Тогда он ясно понял, что теперь любит ее телом так же, как и душой, – быть может, даже больше. Разочарование, оставшееся после тщетных ласк, зажигало в нем неистовое желание броситься ей вслед, вернуть, вновь обладать ею. Но зачем? К чему это? Раз ее изменчивая мысль занята сегодня чем-то другим! Значит, надо ждать, ждать дня и часа, когда этой вечно ускользающей любовнице среди других прихотей придет прихоть чувствовать себя влюбленной в него.

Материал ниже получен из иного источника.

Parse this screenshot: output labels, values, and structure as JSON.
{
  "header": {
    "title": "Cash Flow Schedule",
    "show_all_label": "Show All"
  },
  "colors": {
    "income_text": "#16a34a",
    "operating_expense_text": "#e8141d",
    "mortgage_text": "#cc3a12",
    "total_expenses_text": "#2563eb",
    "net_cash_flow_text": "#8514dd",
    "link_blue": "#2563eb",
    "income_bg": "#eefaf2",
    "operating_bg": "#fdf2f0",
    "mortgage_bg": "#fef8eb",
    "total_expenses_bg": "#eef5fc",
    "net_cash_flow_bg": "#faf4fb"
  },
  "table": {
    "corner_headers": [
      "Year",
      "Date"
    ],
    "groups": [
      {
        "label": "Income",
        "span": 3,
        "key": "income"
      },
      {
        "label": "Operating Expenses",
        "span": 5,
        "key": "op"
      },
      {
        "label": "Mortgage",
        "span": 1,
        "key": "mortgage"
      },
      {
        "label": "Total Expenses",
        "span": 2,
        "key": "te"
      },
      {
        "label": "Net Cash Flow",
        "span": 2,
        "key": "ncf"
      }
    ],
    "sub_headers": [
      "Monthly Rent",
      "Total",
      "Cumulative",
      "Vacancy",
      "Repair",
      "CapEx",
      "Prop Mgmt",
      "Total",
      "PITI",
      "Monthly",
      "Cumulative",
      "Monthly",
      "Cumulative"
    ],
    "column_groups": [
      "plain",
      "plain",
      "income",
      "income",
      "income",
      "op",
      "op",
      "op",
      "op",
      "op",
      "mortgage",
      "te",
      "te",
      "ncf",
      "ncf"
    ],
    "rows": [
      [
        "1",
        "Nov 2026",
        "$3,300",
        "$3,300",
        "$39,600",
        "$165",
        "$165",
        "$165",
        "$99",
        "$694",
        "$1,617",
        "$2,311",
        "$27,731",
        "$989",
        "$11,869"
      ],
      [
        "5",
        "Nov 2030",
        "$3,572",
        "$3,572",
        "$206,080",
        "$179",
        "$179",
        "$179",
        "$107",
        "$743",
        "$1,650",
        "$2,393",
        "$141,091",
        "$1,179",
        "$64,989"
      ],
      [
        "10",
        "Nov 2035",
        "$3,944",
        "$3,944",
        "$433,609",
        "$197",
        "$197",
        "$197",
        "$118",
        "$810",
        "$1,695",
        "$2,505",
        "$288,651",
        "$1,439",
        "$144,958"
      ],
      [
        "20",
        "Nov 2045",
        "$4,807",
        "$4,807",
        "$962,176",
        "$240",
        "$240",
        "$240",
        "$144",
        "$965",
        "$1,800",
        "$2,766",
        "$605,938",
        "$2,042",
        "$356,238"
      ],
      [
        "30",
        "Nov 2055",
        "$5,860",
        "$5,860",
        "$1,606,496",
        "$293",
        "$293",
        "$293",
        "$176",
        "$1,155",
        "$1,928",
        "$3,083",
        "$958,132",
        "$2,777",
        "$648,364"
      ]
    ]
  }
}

Он пошел домой не спеша, тяжелой поступью, очень утомленный, понурый, уставший от жизни. И тут он вспомнил, что они не назначили следующего свидания – ни у нее, ни в другом месте.
V
До наступления зимы она была более или менее верна их свиданиям. Верна, но не точна.

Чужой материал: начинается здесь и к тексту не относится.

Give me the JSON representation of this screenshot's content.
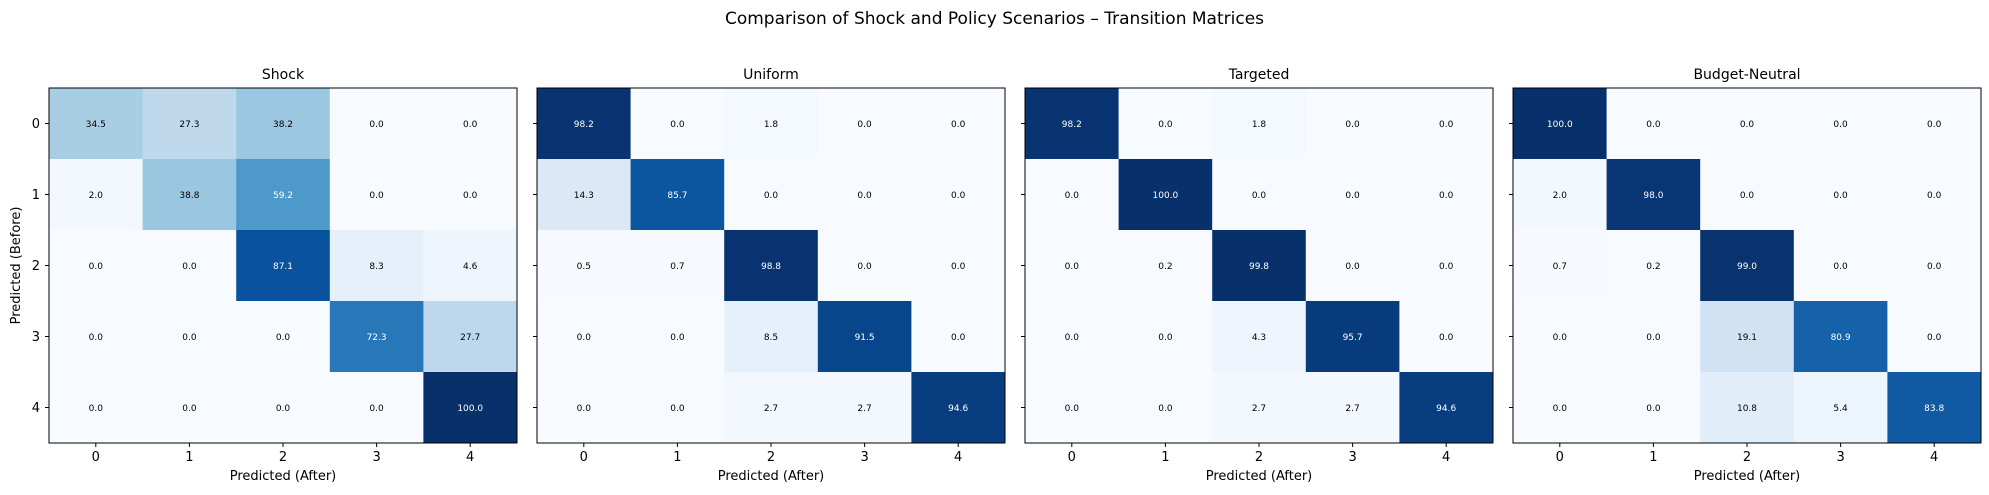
{
  "chart_data": {
    "type": "heatmap",
    "suptitle": "Comparison of Shock and Policy Scenarios – Transition Matrices",
    "colormap": "Blues",
    "value_range": [
      0,
      100
    ],
    "categories": [
      "0",
      "1",
      "2",
      "3",
      "4"
    ],
    "ylabel": "Predicted (Before)",
    "panels": [
      {
        "title": "Shock",
        "xlabel": "Predicted (After)",
        "matrix": [
          [
            "34.5",
            "27.3",
            "38.2",
            "0.0",
            "0.0"
          ],
          [
            "2.0",
            "38.8",
            "59.2",
            "0.0",
            "0.0"
          ],
          [
            "0.0",
            "0.0",
            "87.1",
            "8.3",
            "4.6"
          ],
          [
            "0.0",
            "0.0",
            "0.0",
            "72.3",
            "27.7"
          ],
          [
            "0.0",
            "0.0",
            "0.0",
            "0.0",
            "100.0"
          ]
        ]
      },
      {
        "title": "Uniform",
        "xlabel": "Predicted (After)",
        "matrix": [
          [
            "98.2",
            "0.0",
            "1.8",
            "0.0",
            "0.0"
          ],
          [
            "14.3",
            "85.7",
            "0.0",
            "0.0",
            "0.0"
          ],
          [
            "0.5",
            "0.7",
            "98.8",
            "0.0",
            "0.0"
          ],
          [
            "0.0",
            "0.0",
            "8.5",
            "91.5",
            "0.0"
          ],
          [
            "0.0",
            "0.0",
            "2.7",
            "2.7",
            "94.6"
          ]
        ]
      },
      {
        "title": "Targeted",
        "xlabel": "Predicted (After)",
        "matrix": [
          [
            "98.2",
            "0.0",
            "1.8",
            "0.0",
            "0.0"
          ],
          [
            "0.0",
            "100.0",
            "0.0",
            "0.0",
            "0.0"
          ],
          [
            "0.0",
            "0.2",
            "99.8",
            "0.0",
            "0.0"
          ],
          [
            "0.0",
            "0.0",
            "4.3",
            "95.7",
            "0.0"
          ],
          [
            "0.0",
            "0.0",
            "2.7",
            "2.7",
            "94.6"
          ]
        ]
      },
      {
        "title": "Budget-Neutral",
        "xlabel": "Predicted (After)",
        "matrix": [
          [
            "100.0",
            "0.0",
            "0.0",
            "0.0",
            "0.0"
          ],
          [
            "2.0",
            "98.0",
            "0.0",
            "0.0",
            "0.0"
          ],
          [
            "0.7",
            "0.2",
            "99.0",
            "0.0",
            "0.0"
          ],
          [
            "0.0",
            "0.0",
            "19.1",
            "80.9",
            "0.0"
          ],
          [
            "0.0",
            "0.0",
            "10.8",
            "5.4",
            "83.8"
          ]
        ]
      }
    ]
  }
}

Первые три месяца она приходила с опозданием от сорока минут до двух часов. Так как из-за осенних дождей Мариолю приходилось теперь ждать ее за калиткою сада, у забора, в грязи, дрожа от сырости, он велел поставить деревянную будку, вроде сеней, с крышею и стенами, чтобы не простужаться при каждой их встрече. Деревья стояли обнаженные, на месте роз и других растений теперь раскинулись высокие и широкие клумбы с белыми, розовыми, сиреневыми, красными, желтыми хризантемами, которые распространяли свое терпкое и пряное, немного печальное благоухание крупных, благородных осенних цветов в сыром воздухе, пропитанном грустным запахом дождя, струящегося на опавшие листья. Их редкие разновидности умело подобранных и искусственно подчеркнутых оттенков образовали перед входом в домик большой мальтийский крест нежных переливчатых тонов, и когда Мариоль проходил мимо этой клумбы, придуманной его садовником, где распускались все новые изумительные цветы, его сердце сжималось от мысли, что этот цветущий крест как бы обозначает могилу.
Он познал теперь долгие часы ожидания в будочке за калиткой. Дождь лил на солому, которою он распорядился покрыть крышу, и стекал с нее по дощатым стенам; и каждый раз, стоя в этой часовне ожидания, он перебирал в душе все те же думы, повторял те же рассуждения, проходил через те же надежды, те же тревоги и то же отчаяние.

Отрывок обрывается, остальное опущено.